Fresno council members Lee Brand and Andreas Borgeas said Fresno has its challenges and may be tied to agriculture like Detroit is to the auto industry. But awful? "I think comparing us to Detroit might be a little extreme... Detroit's challenges, in my opinion, are much, much more severe than the city of Fresno," said Brand.
"I think a strong analogy can be made, even though I think it's a little sensational ... We've all heard the phrase, 'Appalachia of the West'. We all know what that means, our work is cut out for us," said Borgeas.
Whitman's campaign stands by the analogy. Campaign co-chair and former Secretary of State Bill Jones said the statement shows Meg Whitman understands the valley should not be left behind. "What is the number one issue today? It's the economy. What is the number one issue is related to the economy? It's jobs. So I think it is about important that we raise the visibility for our benefit," said Jones.
ABC 30 Political Analyst Tony Capozzi believes Whitman made a poor choice of words, even if the analogy has some truth to it. "To say it in those terms, when you're running for office and you want votes from Fresno, from the residents of Fresno, I wouldn't be saying Fresno is awful. I'd be talking in more economic terms," said Capozzi.
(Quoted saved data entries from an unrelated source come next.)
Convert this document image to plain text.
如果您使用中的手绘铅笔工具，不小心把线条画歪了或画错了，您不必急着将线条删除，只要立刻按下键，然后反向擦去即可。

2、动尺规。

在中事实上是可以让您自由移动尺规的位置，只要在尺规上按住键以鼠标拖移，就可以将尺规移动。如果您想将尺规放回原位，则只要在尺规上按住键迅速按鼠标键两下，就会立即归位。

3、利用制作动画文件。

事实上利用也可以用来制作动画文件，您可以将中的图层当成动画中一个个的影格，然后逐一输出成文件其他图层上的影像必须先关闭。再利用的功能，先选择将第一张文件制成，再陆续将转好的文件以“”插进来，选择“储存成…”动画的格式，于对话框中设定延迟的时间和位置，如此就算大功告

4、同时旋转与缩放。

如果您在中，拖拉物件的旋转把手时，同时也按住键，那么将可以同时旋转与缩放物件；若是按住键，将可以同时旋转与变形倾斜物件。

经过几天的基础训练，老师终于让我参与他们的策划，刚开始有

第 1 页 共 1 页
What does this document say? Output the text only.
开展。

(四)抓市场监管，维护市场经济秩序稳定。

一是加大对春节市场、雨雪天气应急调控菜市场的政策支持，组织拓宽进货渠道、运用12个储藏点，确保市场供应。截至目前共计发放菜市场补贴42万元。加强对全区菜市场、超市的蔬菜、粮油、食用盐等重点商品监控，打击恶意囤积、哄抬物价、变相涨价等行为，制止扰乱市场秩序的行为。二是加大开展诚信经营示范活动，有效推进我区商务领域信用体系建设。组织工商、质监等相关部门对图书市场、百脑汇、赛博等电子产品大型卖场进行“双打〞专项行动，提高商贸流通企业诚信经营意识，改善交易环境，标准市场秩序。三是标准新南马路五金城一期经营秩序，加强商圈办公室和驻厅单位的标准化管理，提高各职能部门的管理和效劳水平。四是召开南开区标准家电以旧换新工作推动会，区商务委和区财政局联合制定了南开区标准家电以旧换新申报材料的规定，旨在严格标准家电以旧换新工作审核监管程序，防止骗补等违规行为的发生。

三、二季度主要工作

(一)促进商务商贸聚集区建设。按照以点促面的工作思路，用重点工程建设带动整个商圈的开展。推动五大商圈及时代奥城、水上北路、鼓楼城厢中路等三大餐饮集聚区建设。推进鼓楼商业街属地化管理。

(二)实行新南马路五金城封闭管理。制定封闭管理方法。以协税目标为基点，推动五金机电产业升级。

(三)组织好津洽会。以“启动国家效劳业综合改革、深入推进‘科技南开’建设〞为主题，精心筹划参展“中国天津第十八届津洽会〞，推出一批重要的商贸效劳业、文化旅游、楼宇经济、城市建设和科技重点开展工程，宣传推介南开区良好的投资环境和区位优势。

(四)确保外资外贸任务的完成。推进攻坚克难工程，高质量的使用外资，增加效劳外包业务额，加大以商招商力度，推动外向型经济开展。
Fresno Mayor Ashley Swearengin didn't take offense. She is in Washington, D.C., but issued a statement, calling Whitman a friend of Fresno. "I know for a fact that Meg does not think Fresno is 'awful', but she does think Fresno's unemployment rate is 'awful.' She recognizes our region has been just as hard hit by water shortages and the recession as Detroit has been impacted by the auto sector," said Swearengin.